Sentencing Reform for Drug Possession in California: Impacts on Hospital Visits and Racial and Geographic Disparities in Criminal Justice Involvement

Date: 
November 9, 2018
Time: 
12:00 pm - 1:00 pm
Place: 
MH-1401/1402

Alyssa Mooney. MPH, PhD (c) John Hopkins University (MPH, Social and Behavioral Sciences); University of California, Santa Cruz (BA, Psychology)

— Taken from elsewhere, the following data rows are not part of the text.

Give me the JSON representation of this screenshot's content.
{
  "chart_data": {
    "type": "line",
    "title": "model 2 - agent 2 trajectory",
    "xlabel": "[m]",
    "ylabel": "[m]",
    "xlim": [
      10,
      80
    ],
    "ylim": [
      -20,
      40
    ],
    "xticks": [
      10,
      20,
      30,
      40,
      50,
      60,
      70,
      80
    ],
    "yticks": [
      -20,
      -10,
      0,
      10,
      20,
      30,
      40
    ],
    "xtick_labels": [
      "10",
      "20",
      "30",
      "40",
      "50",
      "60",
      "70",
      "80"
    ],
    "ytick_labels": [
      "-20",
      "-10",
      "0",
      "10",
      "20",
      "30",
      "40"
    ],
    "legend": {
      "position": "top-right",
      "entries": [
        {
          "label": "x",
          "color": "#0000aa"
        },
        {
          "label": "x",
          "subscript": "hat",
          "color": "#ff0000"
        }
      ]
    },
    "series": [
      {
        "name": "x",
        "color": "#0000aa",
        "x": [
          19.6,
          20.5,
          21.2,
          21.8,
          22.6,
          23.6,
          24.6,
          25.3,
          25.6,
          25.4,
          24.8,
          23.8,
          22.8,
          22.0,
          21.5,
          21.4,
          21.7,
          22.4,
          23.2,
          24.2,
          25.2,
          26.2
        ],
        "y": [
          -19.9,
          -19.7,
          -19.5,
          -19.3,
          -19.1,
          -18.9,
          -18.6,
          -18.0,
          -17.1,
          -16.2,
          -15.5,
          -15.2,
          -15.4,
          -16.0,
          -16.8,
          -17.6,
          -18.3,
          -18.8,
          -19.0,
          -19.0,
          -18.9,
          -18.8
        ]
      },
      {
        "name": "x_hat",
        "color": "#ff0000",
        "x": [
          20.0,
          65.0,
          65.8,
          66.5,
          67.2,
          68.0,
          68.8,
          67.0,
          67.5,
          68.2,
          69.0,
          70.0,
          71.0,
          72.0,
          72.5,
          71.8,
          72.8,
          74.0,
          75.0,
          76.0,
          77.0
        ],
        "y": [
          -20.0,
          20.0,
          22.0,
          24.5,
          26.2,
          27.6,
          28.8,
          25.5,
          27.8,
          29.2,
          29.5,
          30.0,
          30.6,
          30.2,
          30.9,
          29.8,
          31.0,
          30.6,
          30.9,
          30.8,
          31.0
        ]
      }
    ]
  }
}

Title: Sentencing Reform for Drug Possession in California:  Impacts on Hospital Visits and Racial and Geographic Disparities in Criminal Justice Involvement

Summary:  Changes in public opinion, overcrowded prisons, and strained budgets have spurred recent criminal justice reforms promoting a shift from a punitive to a public health approach to substance use disorders.  Three decades of punitive drug policies had disparate impacts across race and geography, though little is known about how the reversal of this trend will impact the inequalities it produced.  A significant reform in California, Proposition 47, reduced incarceration by reclassifying drug possession offenses to misdemeanors, and invested state savings in treatment.  This dissertation talk will focus on the effects of this reform on racial and geopgraphic disparities in criminal justice involvement for drug offenses, and whether there were unintended consequences for drug-related hospital visits.